Overview of Machine Vision and Fluorescence Microscopy

Pete Kepf, Certified Vision Professional- Advanced

Overview

Fluorescence microscopy has become an indispensable tool in the biological and material sciences. In biology, it is used to study living cells and tissues, in minerals, it is often used to study coal, and in technology to study ceramics and semiconductors. (Rost, 1999). Fluorescence microscopy is also used in food processing and drug manufacture. Due to its sensitivity, fluorescence microscopy is widely used in the biological sciences. Here we will examine three common machine vision factors and how they are addressed in fluorescence microscopy.

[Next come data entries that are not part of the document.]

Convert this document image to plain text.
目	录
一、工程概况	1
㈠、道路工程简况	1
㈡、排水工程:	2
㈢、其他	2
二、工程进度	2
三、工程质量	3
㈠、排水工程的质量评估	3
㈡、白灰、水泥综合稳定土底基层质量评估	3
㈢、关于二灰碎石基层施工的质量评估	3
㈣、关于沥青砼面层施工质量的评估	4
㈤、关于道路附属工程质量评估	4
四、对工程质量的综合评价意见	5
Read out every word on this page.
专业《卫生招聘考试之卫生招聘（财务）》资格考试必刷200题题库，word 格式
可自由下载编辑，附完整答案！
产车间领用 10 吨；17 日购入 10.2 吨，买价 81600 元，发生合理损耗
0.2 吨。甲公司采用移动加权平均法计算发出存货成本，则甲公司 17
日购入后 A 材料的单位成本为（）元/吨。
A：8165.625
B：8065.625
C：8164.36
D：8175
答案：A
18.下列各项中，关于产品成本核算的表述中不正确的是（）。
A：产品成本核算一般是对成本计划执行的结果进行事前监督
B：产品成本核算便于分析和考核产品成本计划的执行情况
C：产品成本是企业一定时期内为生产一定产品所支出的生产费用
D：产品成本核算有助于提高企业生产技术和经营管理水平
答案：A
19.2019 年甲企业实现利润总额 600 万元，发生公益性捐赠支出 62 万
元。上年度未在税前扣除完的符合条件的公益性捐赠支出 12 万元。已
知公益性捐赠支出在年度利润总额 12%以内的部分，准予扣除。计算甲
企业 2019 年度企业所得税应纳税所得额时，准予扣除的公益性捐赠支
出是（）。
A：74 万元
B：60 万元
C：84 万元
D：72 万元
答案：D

The term “fluorescence” refers to the emission of light at a certain wavelength by an object that is illuminated at a different wavelength. We’re all familiar with a “black light” (ultraviolet light around 400 nanometers [nm]) that causes some materials to emit visible light (green around 540 nm or yellow around 575 nm). Shorter wavelengths have more energy than longer ones. Some of that energy is lost during the fluorescence process, causing the emitted light to have a longer wavelength (different color). Many materials fluoresce when illuminated, or rather “irradiated”. Knowing the fluorescent properties of their molecules has led to an expanding body of fluorescence microscopy applications.

A popular application for fluorescence microscopy is the study of genetic material. On method, termed “FISH” (Fluorescence In Situ Hybridization), uses fluorescent “probes” to optically differentiate different parts of chromosomes according to their emitted wavelength when irradiated. These probes are often derived from fragments of DNA that were isolated, purified, and amplified for use in the Human Genome Project (Wikipedia, 2019), and possess known fluorescence characteristics.

Figure 1 illustrates the fundamentals of fluorescence microscopy as applied to FISH, but actually apply nearly everywhere fluorescence microscopy is applied. White light contains all colors of the rainbow. When white light passes through the excitation filter, only blue is emitted. Blue was previously selected as the wavelength that would cause maximum excitation (fluorescence) of the specimen.

The cyan light strikes a Dichroic (“of two colors”) Mirror. These mirrors are designed to have high reflectivity to one wavelength and high transmissivity to another. They work based on the principle of interference, where one material transmits light (or a wavelength) different from another. We were introduced to interference as children, though we were unaware of it. Remember the multi-rainbow colors on soap bubbles? Soap transmits light differently than air does, resulting in shifting colors as the bubble ingredients, geometry and angles shift. In our FISH example, layers of material that transmit light differently are assembled into a dichroic mirror that transmits green but reflects blue.

The blue light, reflected by the mirror, excites the specimen and it fluoresces green (recall that the emitted wavelength will be longer than that of the initiating light). The green light, and a bit of reflected blue, strike the dichroic mirror. The mirror coating is not perfect, so a bit of blue passes through it also, but is blocked by the green filter so that only the desired wavelength (blue) is seen by the detector.